Chapter 35
I HAD my ticket. I was packed: clean shirt, extra I blackjack. And I was having breakfast with Hawk and Susan, in the public atrium of the Charles Square complex in Cambridge.
“Jewish American Princesses,” Susan was saying, “particularly those with advanced academic degrees, do not baby-sit dogs.”
I looked at Hawk.
“That is even more true,” he said, “of African American Princes.”
The three mongrels, tethered by clothesline, sat in their pre-ordered circle, tongues lolling, eyes fixed on each morsel of croissant as it made its trip from paper plate to palate.
“Can you imagine them tearing around my place,” Susan said, “with all the geegaws and froufrous I have in there, getting hair, yuk, on my white rug?”
I was silent, drinking my coffee carefully from the large paper cup, holding it in both hands. Hawk broke off a piece of croissant, divided it into three morsels and gave one each to the dogs. They took it delicately, in each case, from his fingers and stayed in place, eyes alert, after a quick swallow, and a fast muzzle lick, tongues once again lolling.

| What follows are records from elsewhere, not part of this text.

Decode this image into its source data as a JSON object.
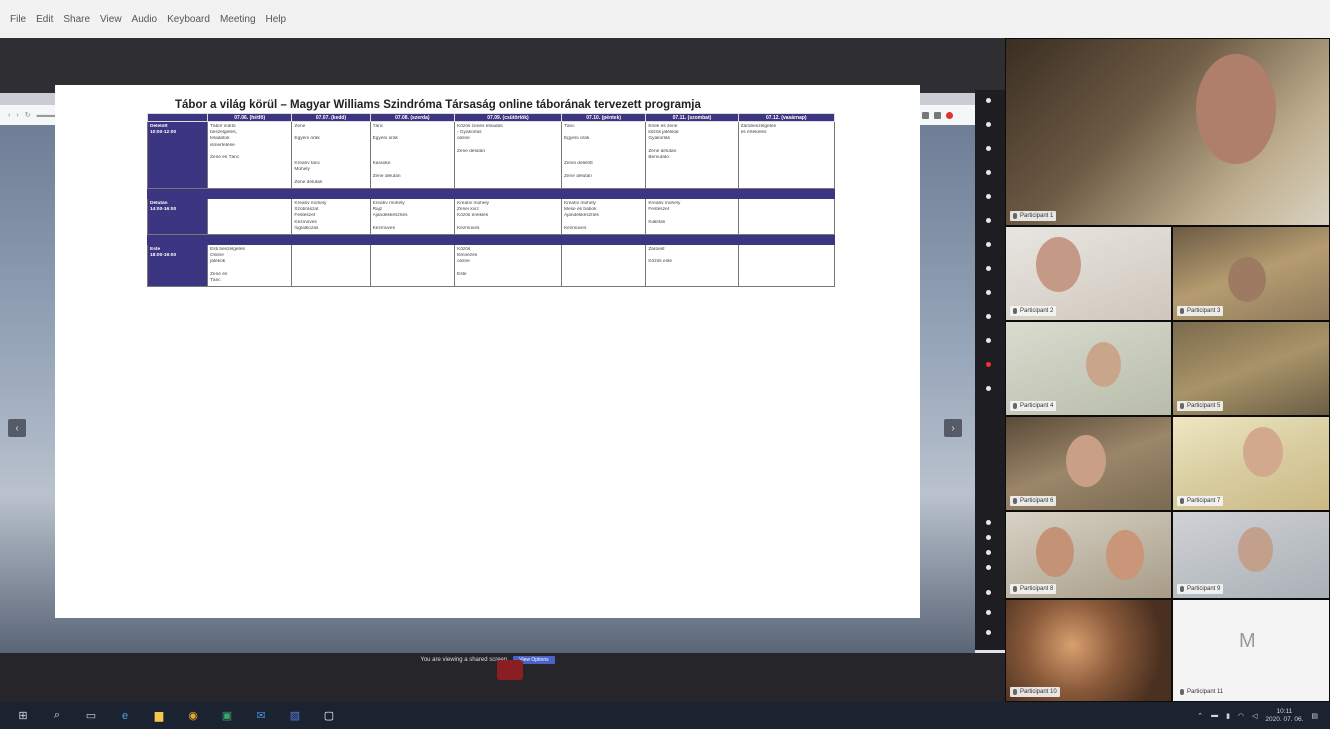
{
  "menubar": {
    "items": [
      "File",
      "Edit",
      "Share",
      "View",
      "Audio",
      "Keyboard",
      "Meeting",
      "Help"
    ]
  },
  "slide": {
    "title": "Tábor a világ körül – Magyar Williams Szindróma Társaság online táborának tervezett programja",
    "columns": [
      "",
      "07.06. (hétfő)",
      "07.07. (kedd)",
      "07.08. (szerda)",
      "07.09. (csütörtök)",
      "07.10. (péntek)",
      "07.11. (szombat)",
      "07.12. (vasárnap)"
    ],
    "rows": [
      {
        "head": [
          "Délelőtt",
          "10:00-12:00"
        ],
        "cells": [
          [
            "Tábor indító",
            "beszélgetés,",
            "feladatok",
            "ismertetése",
            "",
            "Zene és Tánc"
          ],
          [
            "Zene",
            "",
            "Egyéni órák",
            "",
            "",
            "",
            "Kreatív tánc",
            "Műhely",
            "",
            "Zene délután"
          ],
          [
            "Tánc",
            "",
            "Egyéni órák",
            "",
            "",
            "",
            "Karaoke",
            "",
            "Zene délután"
          ],
          [
            "Közös zenés előadás",
            "- Gyakorlás",
            "online",
            "",
            "Zene délután"
          ],
          [
            "Tánc",
            "",
            "Egyéni órák",
            "",
            "",
            "",
            "Zenei délelőtt",
            "",
            "Zene délután"
          ],
          [
            "Ének és zene",
            "közös játékkal",
            "Gyakorlás",
            "",
            "Zene délután",
            "Bemutató"
          ],
          [
            "Záróbeszélgetés",
            "és értékelés"
          ]
        ]
      },
      {
        "head": [
          "Délután",
          "14:00-16:00"
        ],
        "cells": [
          [
            ""
          ],
          [
            "Kreatív műhely",
            "Szobrászat",
            "Festészet",
            "Kézműves",
            "foglalkozás"
          ],
          [
            "Kreatív műhely",
            "Rajz",
            "Ajándékkészítés",
            "",
            "Kézműves"
          ],
          [
            "Kreatív műhely",
            "Zenei kvíz",
            "Közös éneklés",
            "",
            "Kézműves"
          ],
          [
            "Kreatív műhely",
            "Mese és bábok",
            "Ajándékkészítés",
            "",
            "Kézműves"
          ],
          [
            "Kreatív műhely",
            "Festészet",
            "",
            "Kiállítás"
          ],
          [
            ""
          ]
        ]
      },
      {
        "head": [
          "Este",
          "18:00-19:00"
        ],
        "cells": [
          [
            "Esti beszélgetés",
            "Online",
            "játékok",
            "",
            "Zene és",
            "Tánc"
          ],
          [
            ""
          ],
          [
            ""
          ],
          [
            "Közös",
            "filmnézés",
            "online",
            "",
            "Este"
          ],
          [
            ""
          ],
          [
            "Záróest",
            "",
            "Közös este"
          ],
          [
            ""
          ]
        ]
      }
    ]
  },
  "share_notice": {
    "text": "You are viewing a shared screen",
    "button": "View Options"
  },
  "gallery": {
    "tiles": [
      {
        "name": "Participant 1"
      },
      {
        "name": "Participant 2"
      },
      {
        "name": "Participant 3"
      },
      {
        "name": "Participant 4"
      },
      {
        "name": "Participant 5"
      },
      {
        "name": "Participant 6"
      },
      {
        "name": "Participant 7"
      },
      {
        "name": "Participant 8"
      },
      {
        "name": "Participant 9"
      },
      {
        "name": "Participant 10"
      },
      {
        "name": "Participant 11"
      },
      {
        "name": "M"
      }
    ]
  },
  "taskbar": {
    "apps": [
      "start-icon",
      "search-icon",
      "task-view-icon",
      "edge-icon",
      "explorer-icon",
      "chrome-icon",
      "store-icon",
      "mail-icon",
      "photos-icon",
      "zoom-icon"
    ],
    "clock_time": "10:11",
    "clock_date": "2020. 07. 06."
  },
  "colors": {
    "table_header": "#3b3582",
    "taskbar": "#1b2230",
    "share_button": "#4a63c9"
  }
}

“Put ‘em in a kennel,” Hawk said. “Till my friend in Bridgewater gets back.”
I looked at the three dogs. They gazed back at us, their eyes hazel with big dark pupils and full of more meaning than there probably was. They wern’t young dogs, and there was a stillness in them, perhaps of change and strangeness, that had been in place since I got them.
“I don’t think they should go in a kennel,” Susan said. “They’ve had some pretty bad disruptions in the last few days already.”
Hawk shrugged. He looked at the dogs again. “Huey, Dewey, and Louie,” he said.
We all sat in silence, drinking coffee, eating our croissants. A blond woman wearing exercise clothes under a fur coat passed us, carrying a tray with two muffins on it. The dogs all craned their heads over nearly backwards sniffing the muffins as they went by, and when the scent moved out of range they returned their stare to us.
“Well,” Susan said, “I could come over to your place and stay with them at night. But during the day, I have patients.”
I nodded. We both looked at Hawk. Hawk looked at the dogs.
They stared back at him.
“What happens during the day?” Hawk said.
“They need to be walked.”
“How often?”
“Three, four times,” I said.
“Every day?”
“Yuh.”
Hawk looked at me. He looked at Susan and then back at the dogs.
“Shit,” he said.
“That’s a part of it,” I said.
“I meant shit, as in oh shit!” Hawk said.
“You and Susan can work it out in detail between you,” I said. “My plane leaves in an hour.”
Hawk was looking at me with a gaze that one less optimistic than I might interpret as hatred. I patted the dogs. Susan stood and we hugged and I kissed her. Hawk was still gazing at me. I put my hand out, palm up. He slapped it lightly.
“Thanks, bro,” I said.
“Honkies suck,” he said.
I took a cab to the airport. The plane took off on time, and I flew high above the fruited plain for six hours, cheered by the image of Hawk walking the three dogs.